Grove Station Transit Upgrades Could Wipe Out Impact Fees

County commissioners are being asked to approve transit enhancements at the Coconut Grove Metrorail Station in lieu of road impact fees that would have been paid by Grove Metro Station LLC for a project that is bringing 402 residences in a transit-oriented development.

Approval was on the county commission’s agenda for the Grove Station Project. As part of the project’s lease on county transit land for the firm that is part of Coconut Grove-based Terra, the developers agreed to construct a new bus terminal for the Metrorail station, build a parking garage with 250 dedicated spaces for transit riders, and add pedestrian and bicycle facilities.

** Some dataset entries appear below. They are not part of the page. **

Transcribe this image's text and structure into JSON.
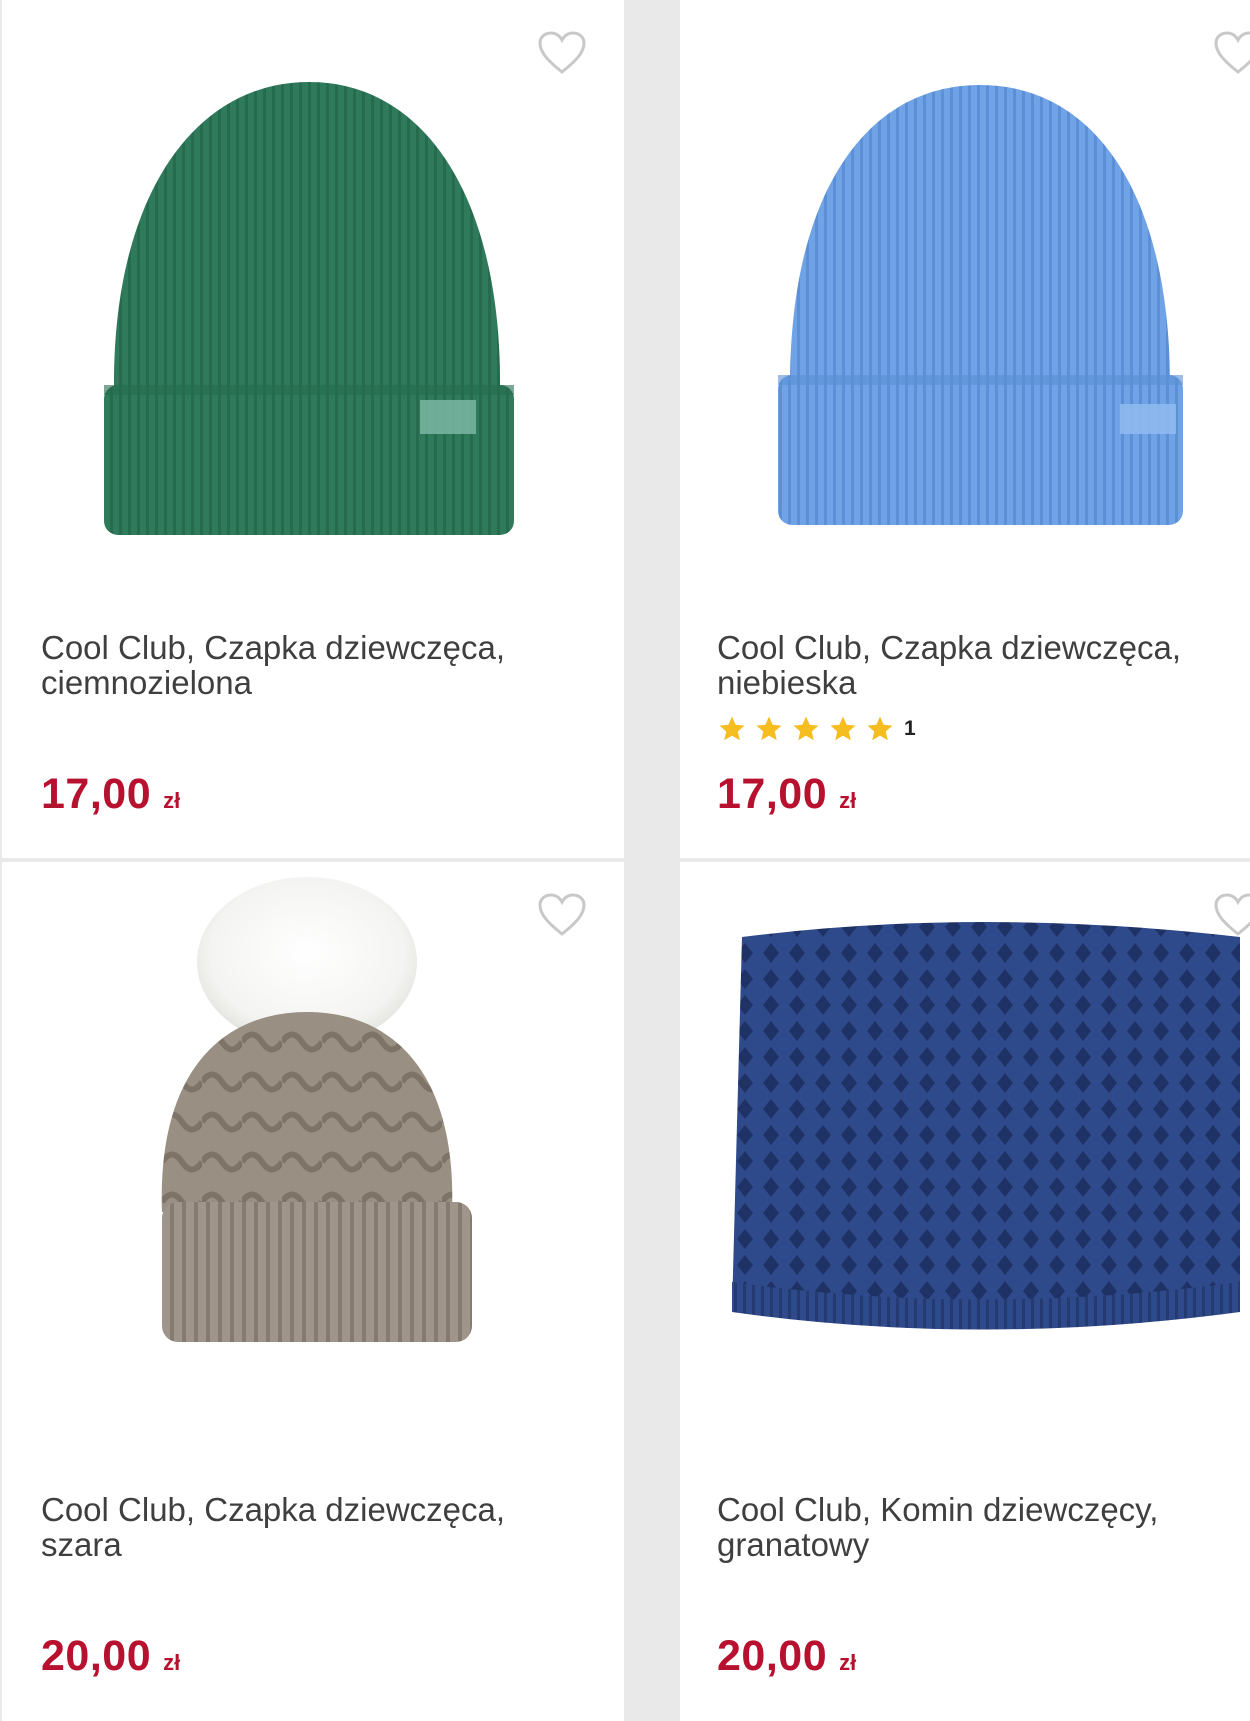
{
  "products": [
    {
      "title": "Cool Club, Czapka dziewczęca,\nciemnozielona",
      "price": "17,00",
      "currency": "zł",
      "rating_count": "",
      "color": "#2e7a5a",
      "image_icon": "green-beanie"
    },
    {
      "title": "Cool Club, Czapka dziewczęca,\nniebieska",
      "price": "17,00",
      "currency": "zł",
      "rating_stars": 5,
      "rating_count": "1",
      "color": "#6fa3e6",
      "image_icon": "blue-beanie"
    },
    {
      "title": "Cool Club, Czapka dziewczęca,\nszara",
      "price": "20,00",
      "currency": "zł",
      "rating_count": "",
      "color": "#9a8f83",
      "image_icon": "grey-pompom-hat"
    },
    {
      "title": "Cool Club, Komin dziewczęcy,\ngranatowy",
      "price": "20,00",
      "currency": "zł",
      "rating_count": "",
      "color": "#2f4a8a",
      "image_icon": "navy-snood"
    }
  ],
  "colors": {
    "price": "#b8102f",
    "star": "#f5bd1f",
    "heart_outline": "#c8c8c8"
  }
}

Those transit improvements cost more than $8.5 million, commissioners were told in a memo from county Chief Operations Officer Jimmy Morales, and the roadway impact fees that would be used as credits to be applied are more than $4.9 million.

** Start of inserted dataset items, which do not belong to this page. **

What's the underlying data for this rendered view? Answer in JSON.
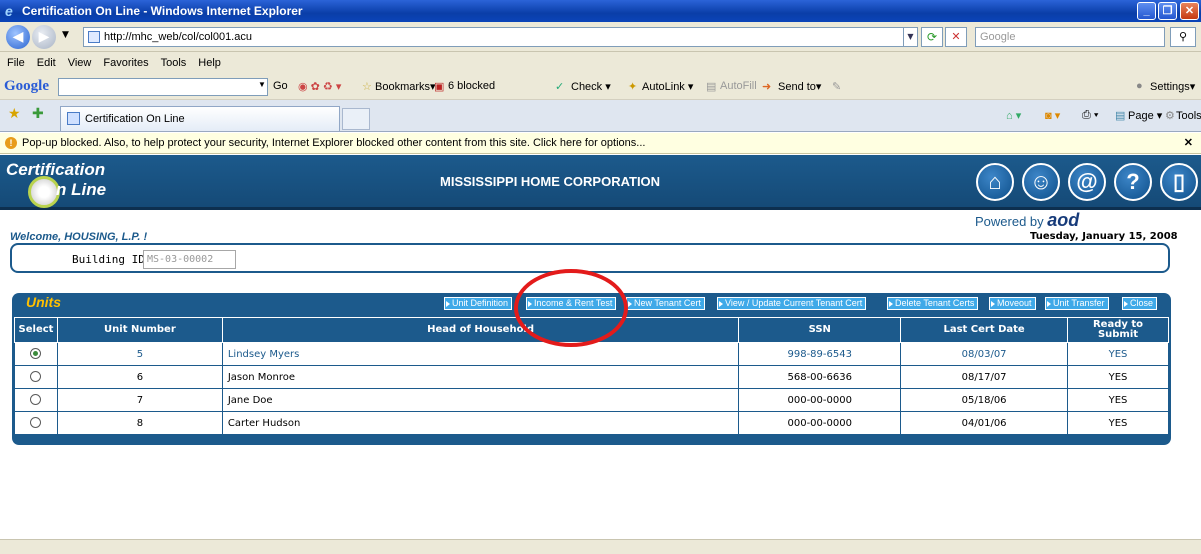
{
  "window": {
    "title": "Certification On Line - Windows Internet Explorer",
    "controls": [
      "_",
      "❐",
      "✕"
    ]
  },
  "address_bar": {
    "url": "http://mhc_web/col/col001.acu",
    "search_placeholder": "Google"
  },
  "menu": {
    "items": [
      "File",
      "Edit",
      "View",
      "Favorites",
      "Tools",
      "Help"
    ]
  },
  "google_toolbar": {
    "logo": "Google",
    "go_label": "Go",
    "bookmarks_label": "Bookmarks▾",
    "blocked_label": "6 blocked",
    "check_label": "Check ▾",
    "autolink_label": "AutoLink ▾",
    "autofill_label": "AutoFill",
    "sendto_label": "Send to▾",
    "settings_label": "Settings▾"
  },
  "tabs": {
    "active_label": "Certification On Line",
    "page_label": "Page ▾",
    "tools_label": "Tools ▾"
  },
  "info_bar": {
    "message": "Pop-up blocked. Also, to help protect your security, Internet Explorer blocked other content from this site. Click here for options..."
  },
  "header": {
    "logo_line1": "Certification",
    "logo_line2": "n Line",
    "org_name": "MISSISSIPPI HOME CORPORATION",
    "powered_by": "Powered by",
    "powered_brand": "aod"
  },
  "welcome": {
    "text": "Welcome, HOUSING, L.P. !",
    "date": "Tuesday, January 15, 2008"
  },
  "building": {
    "label": "Building ID:",
    "value": "MS-03-00002"
  },
  "units": {
    "title": "Units",
    "buttons": [
      "Unit Definition",
      "Income & Rent Test",
      "New Tenant Cert",
      "View / Update Current Tenant Cert",
      "Delete Tenant Certs",
      "Moveout",
      "Unit Transfer",
      "Close"
    ],
    "columns": [
      "Select",
      "Unit Number",
      "Head of Household",
      "SSN",
      "Last Cert Date",
      "Ready to Submit"
    ],
    "rows": [
      {
        "unit": "5",
        "head": "Lindsey Myers",
        "ssn": "998-89-6543",
        "date": "08/03/07",
        "ready": "YES",
        "selected": true
      },
      {
        "unit": "6",
        "head": "Jason Monroe",
        "ssn": "568-00-6636",
        "date": "08/17/07",
        "ready": "YES",
        "selected": false
      },
      {
        "unit": "7",
        "head": "Jane Doe",
        "ssn": "000-00-0000",
        "date": "05/18/06",
        "ready": "YES",
        "selected": false
      },
      {
        "unit": "8",
        "head": "Carter Hudson",
        "ssn": "000-00-0000",
        "date": "04/01/06",
        "ready": "YES",
        "selected": false
      }
    ]
  },
  "colors": {
    "brand_blue": "#1c5a8c",
    "button_blue": "#3fa9e8",
    "units_title": "#ffc000",
    "highlight_red": "#e31b1b"
  }
}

The county intends to use the development to springboard more riders into county transit. The Grove Metrorail station hit its all-time use high in 2013 with 2,300 average weekday riders and 60,000 total monthly, Mr. Morales reported, but use is down now to 1,400 weekdays and 38,000 monthly.

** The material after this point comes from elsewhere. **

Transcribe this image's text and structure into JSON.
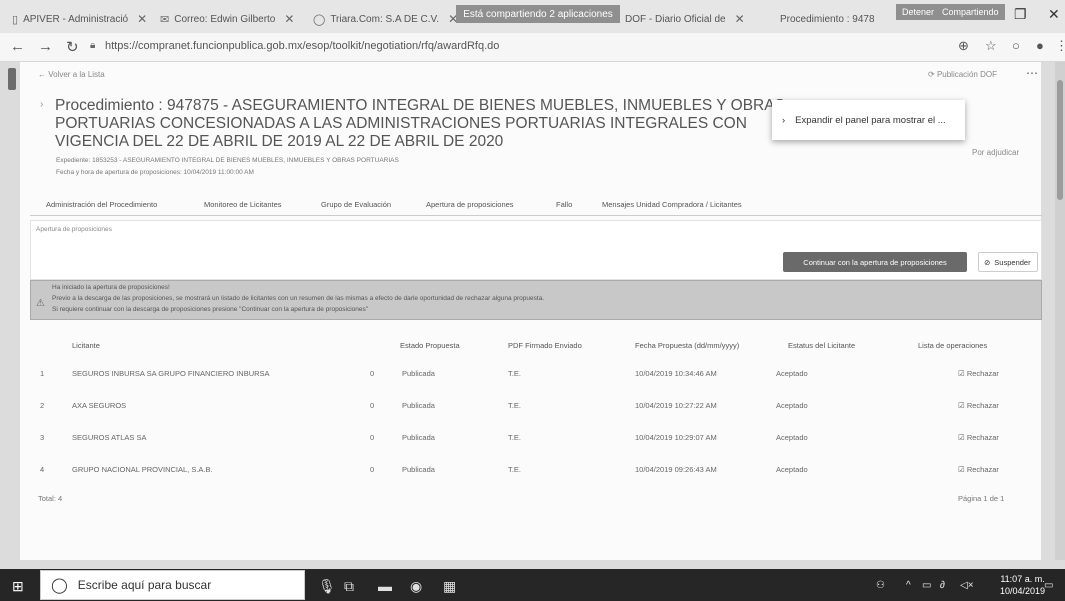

The project is expected to lure more than 900 daily riders aboard, including 300 in rush hours. Those additional riders, the county reasons, will reduce the number of roadway users, reducing the need for the road impact fees from the developers.

Grove Central, which broke ground in 2021, is a multi-use project with a 23-story tower to house the 402 residences, of which 60 are to be workforce housing. The building also has 170,000 square feet of retail space. The Terra website lists as anchor tenants Target, Sprouts, Total Wine, and Five Below.

The legislation seeking to accept the transit construction in lieu of road impact fees is sponsored by area Commissioner Raquel Regalado.

Consultant to the project Kimley Horn told the county transportation department in July that the new bus terminal built by Terra east of Southwest 29th Avenue provides bays for four standard buses plus two articulated buses, whereas the previous terminal had only four standard bus bays. The bus terminal construction cost was estimated at almost $2.8 million.

The parking garage being built at the station provides 250 covered parking spaces for bus and rail users, Kimley Horn wrote, built at a per space cost of $22,048 for a total cost of $5.5 million. Kimley Horn says the large covered concrete pedestrian canopies that Grove Central is building cost $230,000.